Introduce write_at/write_all_at/read_at/read_exact_at on Windows

I have discovered that std::os::unix::fs::FileExt::read_exact_at and std::os::windows::fs::FileExt::seek_read are very far from being similar, Windows version is MUCH slower.

There was Tracking issue for write_all_at/read_exact_at convenience methods · Issue #51984 · rust-lang/rust · GitHub a while ago that introduced those methods for unix, I think there would be a significant value to introduce similar/the same methods for Windows as well, especially considering that doing it in performant way seems to require unsafe and is not trivial: https://github.com/vasi/positioned-io/blob/1cb70389b133f1e96c68279b04c6baf618e6ca22/src/windows.rs

For context my use case involves reading from 1GiB sector chunks that are 32 bytes each, at random, 1MiB total. It has a pretty good performance on Linux with high read concurrency available on modern SSDs, but takes orders of magnitude more time on Windows.

FileExt::seek_read ultimately calls sys::windows::Handle::synchronous_read, which calls NtReadFile; I'm not a Windows expert, but, as used here, this system call appears to be effectively the same thing as Unix pread. The code you linked as "the performant way", however, does a MapViewOfFile and an UnmapViewOfFile every time it's called. Modifying a process's memory map is inherently expensive at the hardware level, so, I would expect the technique used by positioned-io to be measurably slower than what the stdlib is doing. You might want to look into alternative explanations for the slowdown you're observing.

Independent of that, I agree that there's no good reason for the API for positioned read/write presented by std::os::unix::fs::FileExt to be different from that presented by std::os::windows::fs::FileExt. Can we converge them?

windows:

Even when the I/O Manager is maintaining the current file position, the caller can reset this position by passing an explicit ByteOffset value to NtReadFile.

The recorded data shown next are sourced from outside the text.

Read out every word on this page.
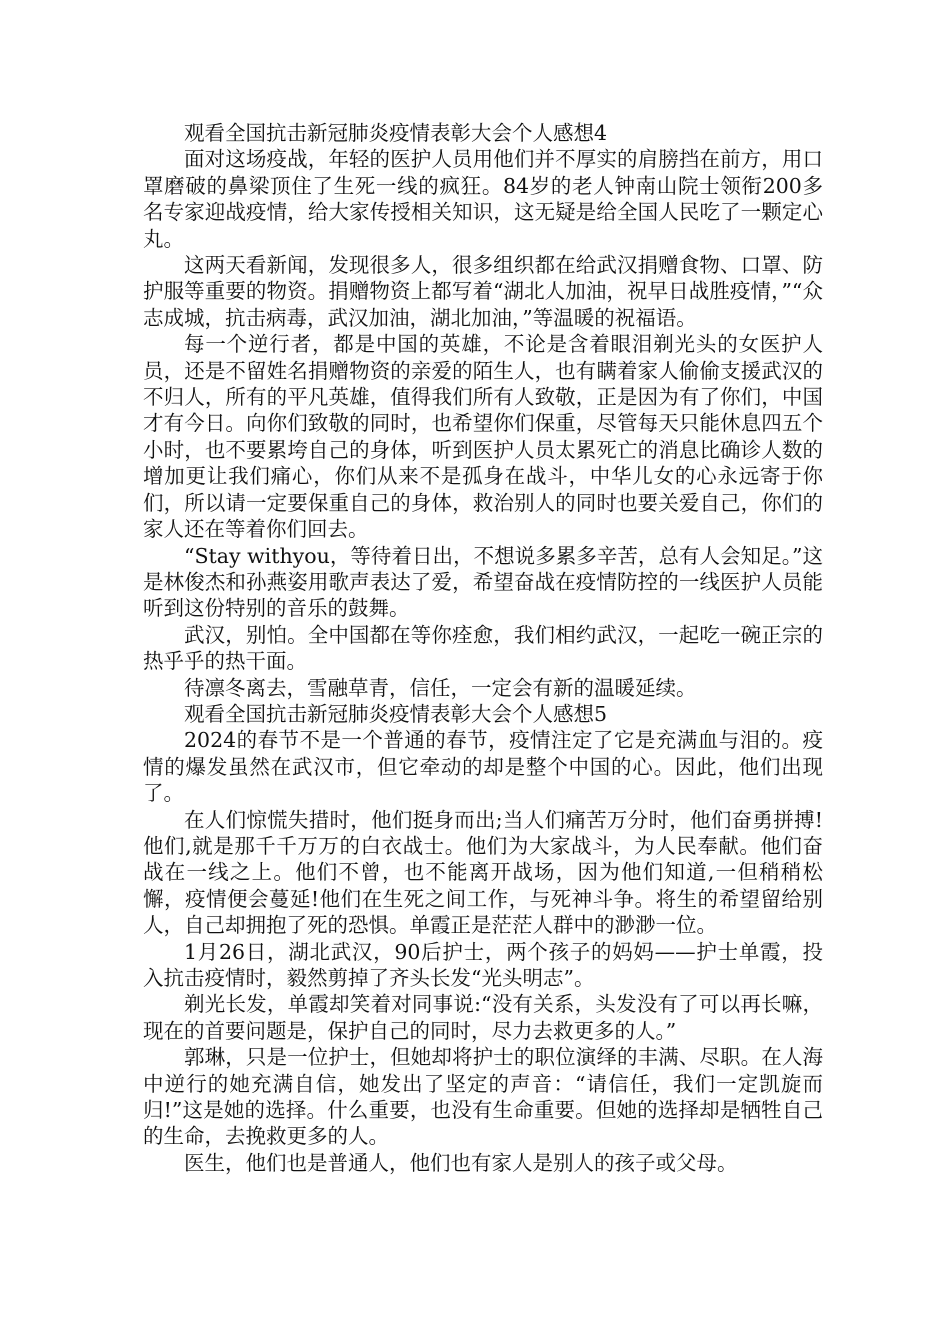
观看全国抗击新冠肺炎疫情表彰大会个人感想4

面对这场疫战，年轻的医护人员用他们并不厚实的肩膀挡在前方，用口罩磨破的鼻梁顶住了生死一线的疯狂。84岁的老人钟南山院士领衔200多名专家迎战疫情，给大家传授相关知识，这无疑是给全国人民吃了一颗定心丸。

这两天看新闻，发现很多人，很多组织都在给武汉捐赠食物、口罩、防护服等重要的物资。捐赠物资上都写着“湖北人加油，祝早日战胜疫情，”“众志成城，抗击病毒，武汉加油，湖北加油，”等温暖的祝福语。

每一个逆行者，都是中国的英雄，不论是含着眼泪剃光头的女医护人员，还是不留姓名捐赠物资的亲爱的陌生人，也有瞒着家人偷偷支援武汉的不归人，所有的平凡英雄，值得我们所有人致敬，正是因为有了你们，中国才有今日。向你们致敬的同时，也希望你们保重，尽管每天只能休息四五个小时，也不要累垮自己的身体，听到医护人员太累死亡的消息比确诊人数的增加更让我们痛心，你们从来不是孤身在战斗，中华儿女的心永远寄于你们，所以请一定要保重自己的身体，救治别人的同时也要关爱自己，你们的家人还在等着你们回去。

“Stay withyou，等待着日出，不想说多累多辛苦，总有人会知足。”这是林俊杰和孙燕姿用歌声表达了爱，希望奋战在疫情防控的一线医护人员能听到这份特别的音乐的鼓舞。

武汉，别怕。全中国都在等你痊愈，我们相约武汉，一起吃一碗正宗的热乎乎的热干面。

待凛冬离去，雪融草青，信任，一定会有新的温暖延续。

观看全国抗击新冠肺炎疫情表彰大会个人感想5

2024的春节不是一个普通的春节，疫情注定了它是充满血与泪的。疫情的爆发虽然在武汉市，但它牵动的却是整个中国的心。因此，他们出现了。

在人们惊慌失措时，他们挺身而出;当人们痛苦万分时，他们奋勇拼搏!他们,就是那千千万万的白衣战士。他们为大家战斗，为人民奉献。他们奋战在一线之上。他们不曾，也不能离开战场，因为他们知道,一但稍稍松懈，疫情便会蔓延!他们在生死之间工作，与死神斗争。将生的希望留给别人，自己却拥抱了死的恐惧。单霞正是茫茫人群中的渺渺一位。

1月26日，湖北武汉，90后护士，两个孩子的妈妈——护士单霞，投入抗击疫情时，毅然剪掉了齐头长发“光头明志”。

剃光长发，单霞却笑着对同事说:“没有关系，头发没有了可以再长嘛，现在的首要问题是，保护自己的同时，尽力去救更多的人。”

郭琳，只是一位护士，但她却将护士的职位演绎的丰满、尽职。在人海中逆行的她充满自信，她发出了坚定的声音：“请信任，我们一定凯旋而归!”这是她的选择。什么重要，也没有生命重要。但她的选择却是牺牲自己的生命，去挽救更多的人。

医生，他们也是普通人，他们也有家人是别人的孩子或父母。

Doing this automatically changes the current file position to that ByteOffset value, performs the read operation, and then updates the position according to the number of bytes actually read. This technique gives the caller atomic seek-and-read service.

unix:

  pread()  reads up to count bytes from file descriptor fd at offset offset (from the start of the file) into the buffer starting at buf.
  The file offset is not changed.

These are just not compatible

I must admit I have not actually tested performance of that crate, but it seemed like it should have been fast, I might be completely wrong though.

What I did test and what was much faster is memory-mapped I/O, but if mapping the whole file it was too much (we saw files that are over 60TiB in size). Currently testing mapping individual sectors of the file instead, but then we're doing file mapping a lot of times and ultimately we don't want memory-mapped I/O due to its numerous drawbacks, it seems like there must be a way to simply read the bytes I need without going through unnecessary kernel abstractions.

It might be worth experimenting with Windows' asynchronous (aka "overlapped") I/O API to queue up a whole bunch of these reads and let the kernel complete them in the most efficient order. The stdlib doesn't have anything for that but there's probably at least one crate out there.

That doesn't mean there's no way to converge the API presented by the stdlib, it just means NtReadFile used in this fashion doesn't provide the semantics required to match pread. I'm curious what the alternative to "Even when the I/O Manager is maintaining the current file position" is.

Another option would be io_uring or its windows equivalent which should minimize the number of syscalls for those small reads.

Yeah, 32k randomly scattered 32byte reads are pretty bad. I would expect even pread to be suboptimal here just due to the syscall overhead.

Yeah, io_uring is the ultimate goal, but it is only on Linux and requires fairly new kernel (many users are on Ubuntu 20.04 with non-hwe kernel unfortunately).

There was an idea to just read the whole gigabyte and drop unnecessary data, which would be actually faster on Windows that what I have experienced with seek_read, but it wouldn't be fast enough on SATA SSDs and we have tight time requirements for this operation.

Modern SSDs are shockingly good at serving multiple concurrent requests, just need to find a way to leverage it on 3 major platforms (yes, macOS is also a target).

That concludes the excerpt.